12 Article Activation of glucagon-like peptide-1 receptor inhibits tumourigenicity and metastasis of human pancreatic cancer cells via PI3K/Akt pathway. 2014

Zhao, H / Wang, L / Wei, R / Xiu, D / Tao, M / Ke, J / Liu, Y / Yang, J / Hong, T. ·Department of Endocrinology and Metabolism, Peking University Third Hospital, Beijing, China. ·Diabetes Obes Metab · Pubmed #24641303.

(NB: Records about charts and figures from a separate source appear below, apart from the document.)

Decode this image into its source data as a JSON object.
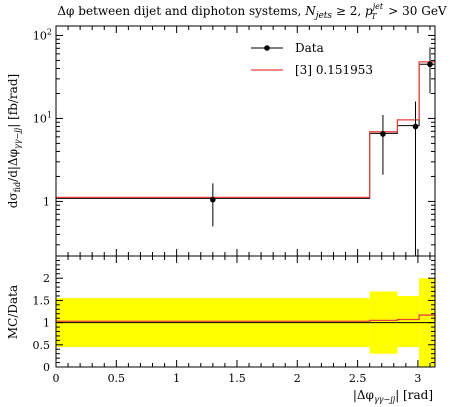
{
  "chart_data": [
    {
      "type": "line",
      "panel": "main",
      "title_parts": {
        "lead": "Δφ between dijet and diphoton systems, ",
        "njets_symbol": "N",
        "njets_sub": "jets",
        "njets_cut": " ≥ 2, ",
        "pt_symbol": "p",
        "pt_sup": "jet",
        "pt_sub": "T",
        "pt_cut": " > 30 GeV"
      },
      "ylabel": "dσ_fid / d|Δφ_γγ−jj| [fb/rad]",
      "ylabel_parts": {
        "pre": "dσ",
        "sub1": "fid",
        "mid": "/d|Δφ",
        "sub2": "γγ−jj",
        "post": "| [fb/rad]"
      },
      "yscale": "log",
      "xlim": [
        0,
        3.14159
      ],
      "ylim": [
        0.22,
        130
      ],
      "yticks": [
        1,
        10,
        100
      ],
      "ytick_labels": [
        {
          "base": "1",
          "exp": ""
        },
        {
          "base": "10",
          "exp": "1"
        },
        {
          "base": "10",
          "exp": "2"
        }
      ],
      "legend_position": "top-right",
      "series": [
        {
          "name": "Data",
          "kind": "points",
          "color": "#000000",
          "x": [
            1.3,
            2.71,
            2.98,
            3.1
          ],
          "y": [
            1.05,
            6.5,
            8.0,
            45
          ],
          "yerr_low": [
            0.5,
            2.1,
            0.22,
            20
          ],
          "yerr_high": [
            1.65,
            11.0,
            16.0,
            72
          ]
        },
        {
          "name": "[3] 0.151953",
          "kind": "step",
          "color": "#e8413a",
          "edges": [
            0,
            2.6,
            2.83,
            3.01,
            3.14159
          ],
          "values": [
            1.12,
            6.9,
            9.6,
            48
          ]
        },
        {
          "name": "",
          "kind": "step",
          "color": "#000000",
          "edges": [
            0,
            2.6,
            2.83,
            3.01,
            3.14159
          ],
          "values": [
            1.09,
            6.6,
            8.2,
            45
          ]
        }
      ]
    },
    {
      "type": "area",
      "panel": "ratio",
      "xlabel_parts": {
        "pre": "|Δφ",
        "sub": "γγ−jj",
        "post": "| [rad]"
      },
      "ylabel": "MC/Data",
      "xlim": [
        0,
        3.14159
      ],
      "ylim": [
        0,
        2.5
      ],
      "yticks": [
        0,
        0.5,
        1,
        1.5,
        2
      ],
      "ytick_labels": [
        "0",
        "0.5",
        "1",
        "1.5",
        "2"
      ],
      "xticks": [
        0,
        0.5,
        1,
        1.5,
        2,
        2.5,
        3
      ],
      "xtick_labels": [
        "0",
        "0.5",
        "1",
        "1.5",
        "2",
        "2.5",
        "3"
      ],
      "band": {
        "color": "#ffff00",
        "edges": [
          0,
          2.6,
          2.83,
          3.01,
          3.14159
        ],
        "low": [
          0.45,
          0.3,
          0.45,
          0.0,
          0.55
        ],
        "high": [
          1.55,
          1.7,
          1.6,
          2.0,
          1.5
        ]
      },
      "ratio_line": {
        "color": "#e8413a",
        "edges": [
          0,
          2.6,
          2.83,
          3.01,
          3.14159
        ],
        "values": [
          1.03,
          1.05,
          1.07,
          1.17,
          1.03
        ]
      },
      "unity_line": {
        "color": "#000000",
        "value": 1.0
      }
    }
  ]
}
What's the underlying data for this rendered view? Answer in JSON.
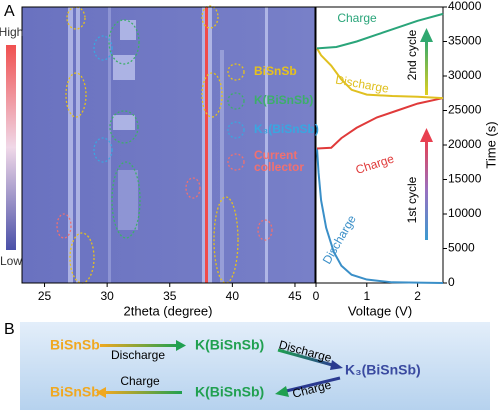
{
  "panel_labels": [
    "A",
    "B"
  ],
  "chart_data": [
    {
      "type": "heatmap",
      "x_label": "2theta (degree)",
      "xlim": [
        23.2,
        46.6
      ],
      "xticks": [
        25,
        30,
        35,
        40,
        45
      ],
      "colorbar": {
        "high": "High",
        "low": "Low"
      },
      "legend": [
        {
          "name": "BiSnSb",
          "color": "#e8c21a"
        },
        {
          "name": "K(BiSnSb)",
          "color": "#3dae6a"
        },
        {
          "name": "K₃(BiSnSb)",
          "color": "#3aa6e0"
        },
        {
          "name": "Current collector",
          "color": "#f07070"
        }
      ]
    },
    {
      "type": "line",
      "x_label": "Voltage (V)",
      "y_label": "Time (s)",
      "xlim": [
        0,
        2.5
      ],
      "xticks": [
        0,
        1,
        2
      ],
      "ylim": [
        0,
        40000
      ],
      "yticks": [
        0,
        5000,
        10000,
        15000,
        20000,
        25000,
        30000,
        35000,
        40000
      ],
      "cycle_labels": [
        "1st cycle",
        "2nd cycle"
      ],
      "series": [
        {
          "name": "Discharge",
          "color": "#3a8fc8",
          "x": [
            2.5,
            1.5,
            1.0,
            0.7,
            0.5,
            0.35,
            0.2,
            0.1,
            0.05,
            0.02
          ],
          "values": [
            0,
            100,
            500,
            1200,
            2500,
            4500,
            8000,
            12000,
            16000,
            19500
          ]
        },
        {
          "name": "Charge",
          "color": "#e03a3a",
          "x": [
            0.02,
            0.3,
            0.5,
            0.8,
            1.2,
            1.6,
            2.0,
            2.5
          ],
          "values": [
            19500,
            19600,
            21000,
            22500,
            24000,
            25000,
            26000,
            26800
          ]
        },
        {
          "name": "Discharge",
          "color": "#e0c020",
          "x": [
            2.5,
            2.0,
            1.5,
            1.0,
            0.7,
            0.5,
            0.3,
            0.1,
            0.02
          ],
          "values": [
            26800,
            27000,
            27100,
            27300,
            28000,
            29500,
            31500,
            33000,
            34000
          ]
        },
        {
          "name": "Charge",
          "color": "#2aa57a",
          "x": [
            0.02,
            0.4,
            0.8,
            1.2,
            1.6,
            2.0,
            2.5
          ],
          "values": [
            34000,
            34200,
            35000,
            36000,
            37000,
            38000,
            39000
          ]
        }
      ]
    }
  ],
  "diagram": {
    "row1": [
      "BiSnSb",
      "Discharge",
      "K(BiSnSb)",
      "Discharge"
    ],
    "center": "K₃(BiSnSb)",
    "row2": [
      "BiSnSb",
      "Charge",
      "K(BiSnSb)",
      "Charge"
    ]
  }
}
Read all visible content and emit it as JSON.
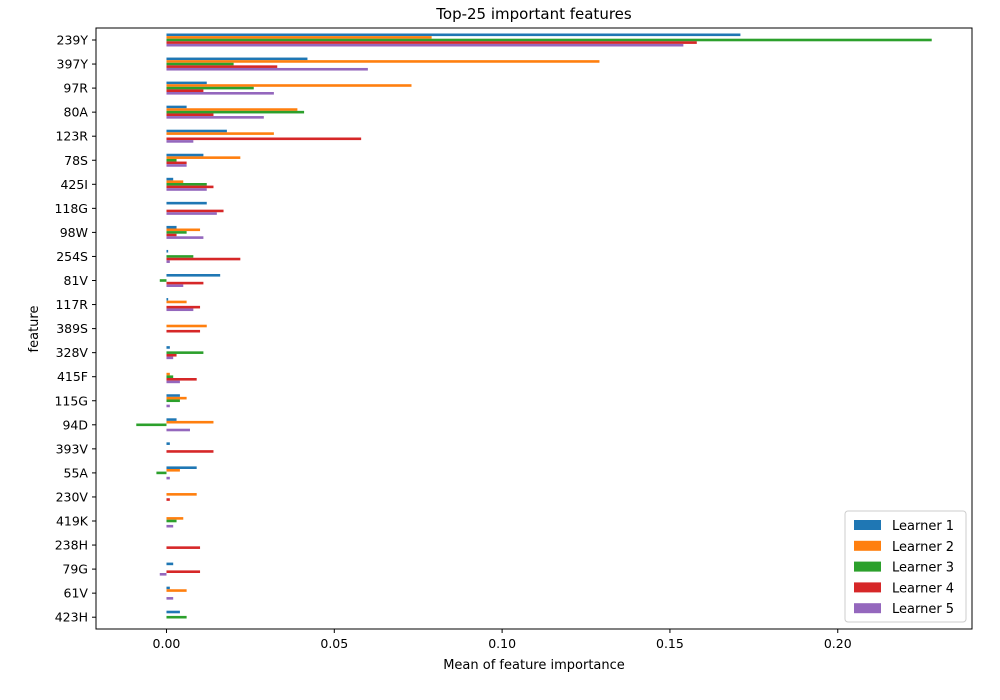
{
  "chart_data": {
    "type": "bar",
    "orientation": "horizontal",
    "title": "Top-25 important features",
    "xlabel": "Mean of feature importance",
    "ylabel": "feature",
    "xlim": [
      -0.021,
      0.24
    ],
    "xticks": [
      0.0,
      0.05,
      0.1,
      0.15,
      0.2
    ],
    "xtick_labels": [
      "0.00",
      "0.05",
      "0.10",
      "0.15",
      "0.20"
    ],
    "legend_position": "bottom-right",
    "grid": false,
    "categories": [
      "239Y",
      "397Y",
      "97R",
      "80A",
      "123R",
      "78S",
      "425I",
      "118G",
      "98W",
      "254S",
      "81V",
      "117R",
      "389S",
      "328V",
      "415F",
      "115G",
      "94D",
      "393V",
      "55A",
      "230V",
      "419K",
      "238H",
      "79G",
      "61V",
      "423H"
    ],
    "series": [
      {
        "name": "Learner 1",
        "color": "#1f77b4",
        "values": [
          0.171,
          0.042,
          0.012,
          0.006,
          0.018,
          0.011,
          0.002,
          0.012,
          0.003,
          0.0005,
          0.016,
          0.0005,
          0.0,
          0.001,
          0.0,
          0.004,
          0.003,
          0.001,
          0.009,
          0.0,
          0.0,
          0.0,
          0.002,
          0.001,
          0.004
        ]
      },
      {
        "name": "Learner 2",
        "color": "#ff7f0e",
        "values": [
          0.079,
          0.129,
          0.073,
          0.039,
          0.032,
          0.022,
          0.005,
          0.0,
          0.01,
          0.0,
          0.0,
          0.006,
          0.012,
          0.0,
          0.001,
          0.006,
          0.014,
          0.0,
          0.004,
          0.009,
          0.005,
          0.0,
          0.0,
          0.006,
          0.0
        ]
      },
      {
        "name": "Learner 3",
        "color": "#2ca02c",
        "values": [
          0.228,
          0.02,
          0.026,
          0.041,
          0.0,
          0.003,
          0.012,
          0.0,
          0.006,
          0.008,
          -0.002,
          0.0,
          0.0,
          0.011,
          0.002,
          0.004,
          -0.009,
          0.0,
          -0.003,
          0.0,
          0.003,
          0.0,
          0.0,
          0.0,
          0.006
        ]
      },
      {
        "name": "Learner 4",
        "color": "#d62728",
        "values": [
          0.158,
          0.033,
          0.011,
          0.014,
          0.058,
          0.006,
          0.014,
          0.017,
          0.003,
          0.022,
          0.011,
          0.01,
          0.01,
          0.003,
          0.009,
          0.0,
          0.0,
          0.014,
          0.0,
          0.001,
          0.0,
          0.01,
          0.01,
          0.0,
          0.0
        ]
      },
      {
        "name": "Learner 5",
        "color": "#9467bd",
        "values": [
          0.154,
          0.06,
          0.032,
          0.029,
          0.008,
          0.006,
          0.012,
          0.015,
          0.011,
          0.001,
          0.005,
          0.008,
          0.0,
          0.002,
          0.004,
          0.001,
          0.007,
          0.0,
          0.001,
          0.0,
          0.002,
          0.0,
          -0.002,
          0.002,
          0.0
        ]
      }
    ]
  }
}
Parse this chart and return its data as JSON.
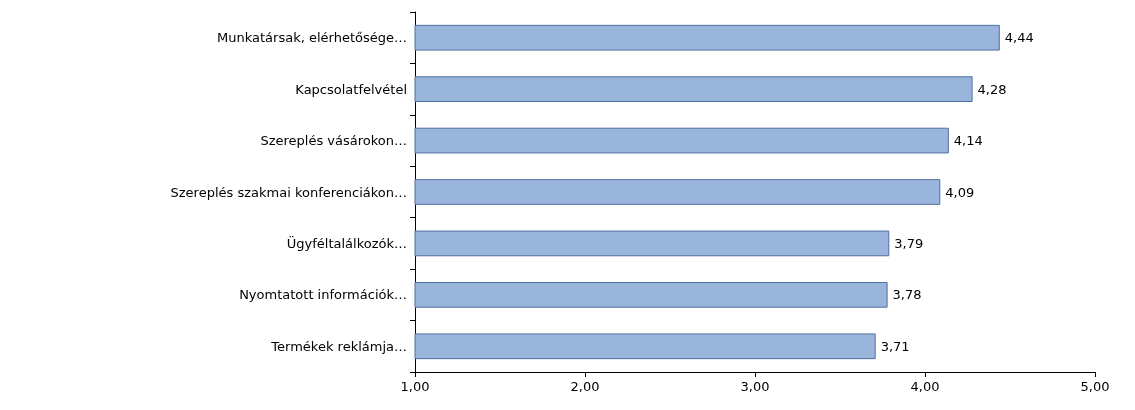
{
  "chart_data": {
    "type": "bar",
    "orientation": "horizontal",
    "categories": [
      "Munkatársak, elérhetősége…",
      "Kapcsolatfelvétel",
      "Szereplés vásárokon…",
      "Szereplés szakmai konferenciákon…",
      "Ügyféltalálkozók…",
      "Nyomtatott információk…",
      "Termékek reklámja…"
    ],
    "values": [
      4.44,
      4.28,
      4.14,
      4.09,
      3.79,
      3.78,
      3.71
    ],
    "value_labels": [
      "4,44",
      "4,28",
      "4,14",
      "4,09",
      "3,79",
      "3,78",
      "3,71"
    ],
    "color": "#9ab5dc",
    "xlim": [
      1,
      5
    ],
    "xticks": [
      {
        "value": 1,
        "label": "1,00"
      },
      {
        "value": 2,
        "label": "2,00"
      },
      {
        "value": 3,
        "label": "3,00"
      },
      {
        "value": 4,
        "label": "4,00"
      },
      {
        "value": 5,
        "label": "5,00"
      }
    ],
    "grid": false
  }
}
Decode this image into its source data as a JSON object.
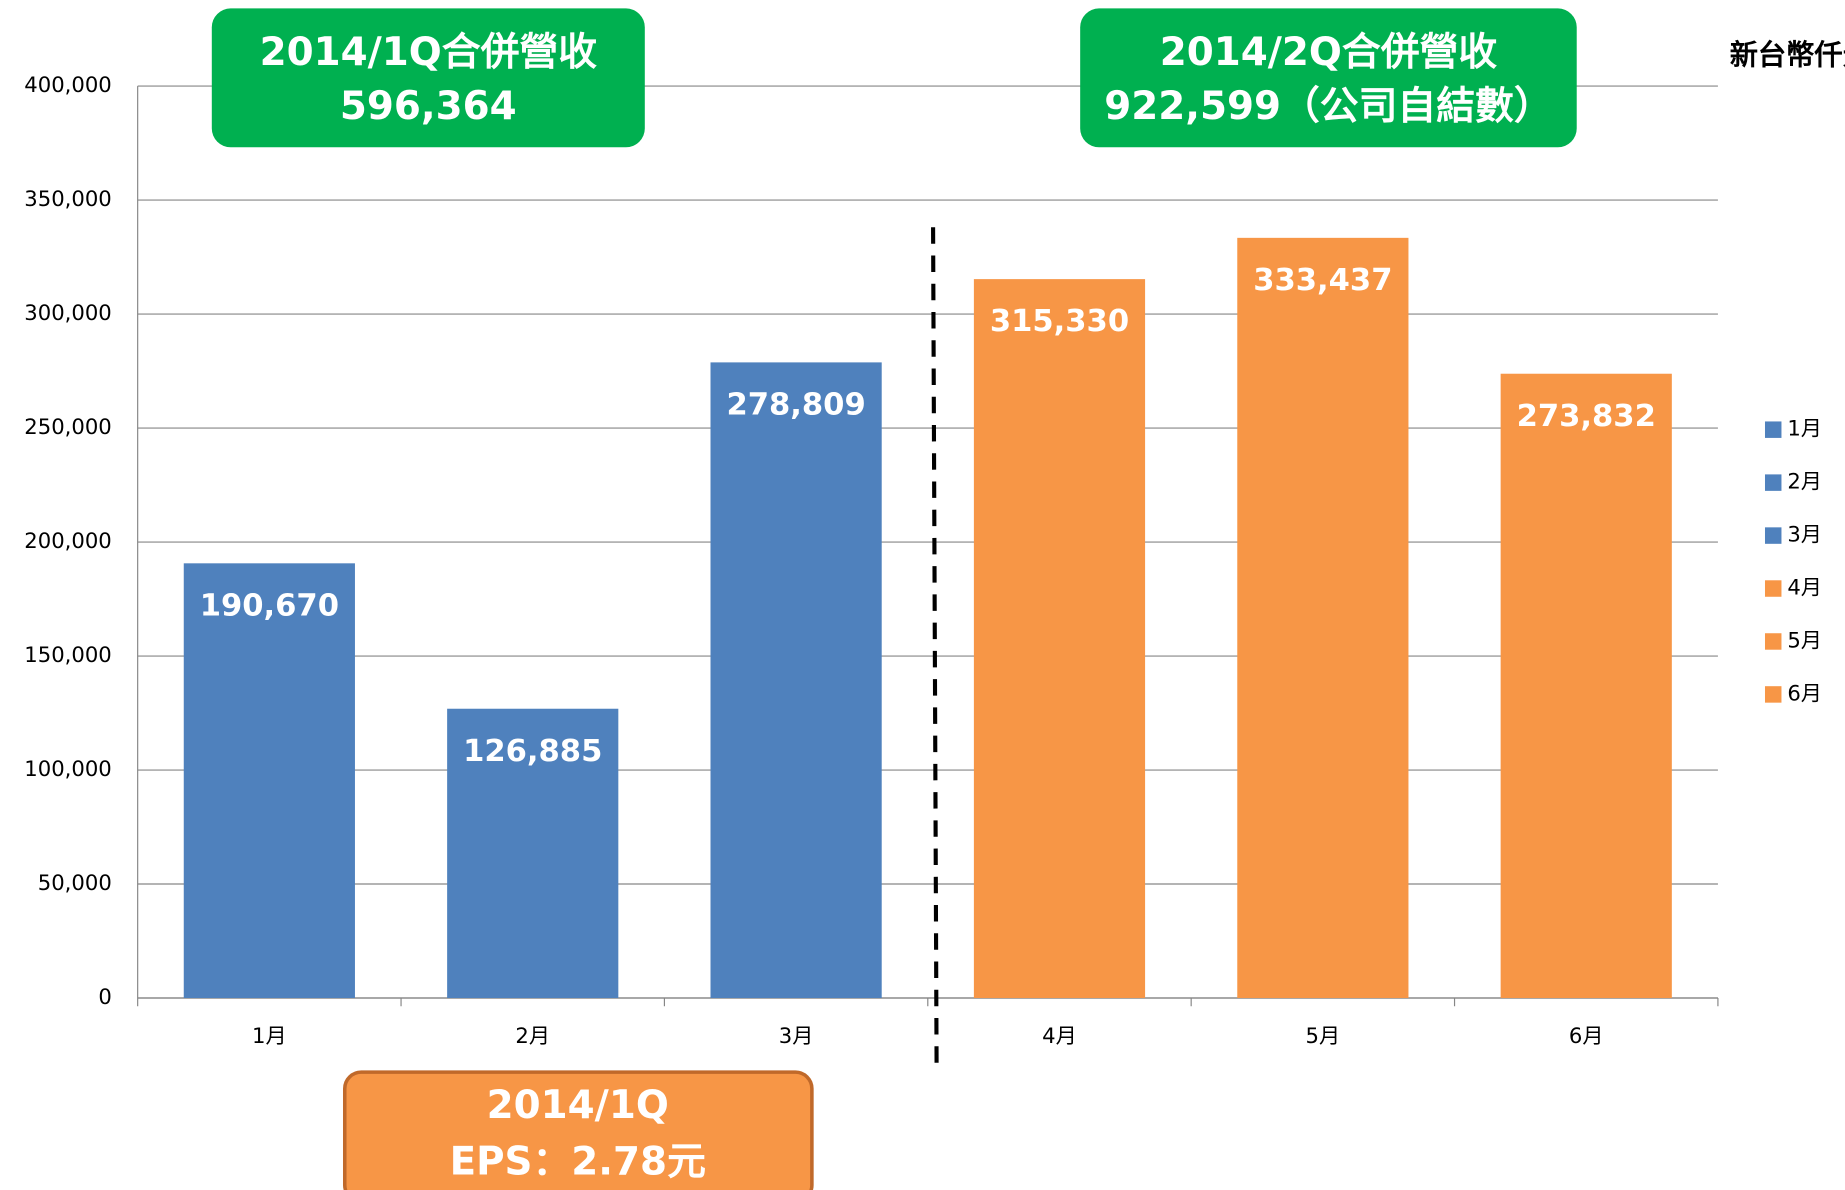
{
  "chart_data": {
    "type": "bar",
    "unit_label": "新台幣仟元",
    "annotations": [
      "2014/1Q合併營收",
      "596,364",
      "2014/2Q合併營收",
      "922,599（公司自結數）",
      "2014/1Q",
      "EPS：2.78元"
    ],
    "categories": [
      "1月",
      "2月",
      "3月",
      "4月",
      "5月",
      "6月"
    ],
    "values": [
      190670,
      126885,
      278809,
      315330,
      333437,
      273832
    ],
    "value_labels": [
      "190,670",
      "126,885",
      "278,809",
      "315,330",
      "333,437",
      "273,832"
    ],
    "colors": [
      "#4f81bd",
      "#4f81bd",
      "#4f81bd",
      "#f79646",
      "#f79646",
      "#f79646"
    ],
    "ylim": [
      0,
      400000
    ],
    "yticks": [
      0,
      {
        "value": 50000,
        "label": "50,000"
      },
      {
        "value": 100000,
        "label": "100,000"
      },
      {
        "value": 150000,
        "label": "150,000"
      },
      {
        "value": 200000,
        "label": "200,000"
      },
      {
        "value": 250000,
        "label": "250,000"
      },
      {
        "value": 300000,
        "label": "300,000"
      },
      {
        "value": 350000,
        "label": "350,000"
      },
      {
        "value": 400000,
        "label": "400,000"
      }
    ],
    "grid": true,
    "legend": "right"
  }
}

ABSTRACT: AIMS: It has been reported that glucagon-like peptide-1 (GLP-1) agents are associated with an increased risk of pancreatic cancer in patients with type 2 diabetes. Reports have indicated that GLP-1 promotes pancreatic metaplasia and premalignant lesions. The aims of this study were to determine the effects of GLP-1-based therapy on pancreatic cancer cells. METHODS: Immunohistochemistry was used to investigate GLP-1 receptor (GLP-1R) expression in 30 human pancreatic cancer tissues. We also analysed associated clinicopathological data and each patient's prognosis. Two human pancreatic cancer cell lines were used to evaluate the in vitro effects of the GLP-1R agonist liraglutide on cell growth, migration and invasion. Mouse xenograft models of human pancreatic cancer were established to evaluate the effects of liraglutide in vivo. RESULTS: Human pancreatic cancer tissues showed lower levels or a lack of GLP-1R expression when compared with levels in the tumour-adjacent pancreatic tissues. Negative GLP-1R expression occurred more frequently in advanced tumours with larger diameters and lymphatic metastasis, and was associated with a poor prognosis. GLP-1R activation with liraglutide inhibited tumourigenicity and metastasis of human pancreatic cancer cells in vitro and in vivo. Akt activation was dose-dependently inhibited by liraglutide, and the PI3K inhibitors, LY294002 and wortmannin, displayed similar suppressive effects to liraglutide in human pancreatic cancer cells. CONCLUSIONS: GLP-1R activation has an antitumour effect on human pancreatic cancers via inhibition of the PI3K/Akt pathway. This finding suggests that GLP-1-based therapies may be beneficial, rather than harmful, in treating type 2 diabetic patients with pancreatic cancer.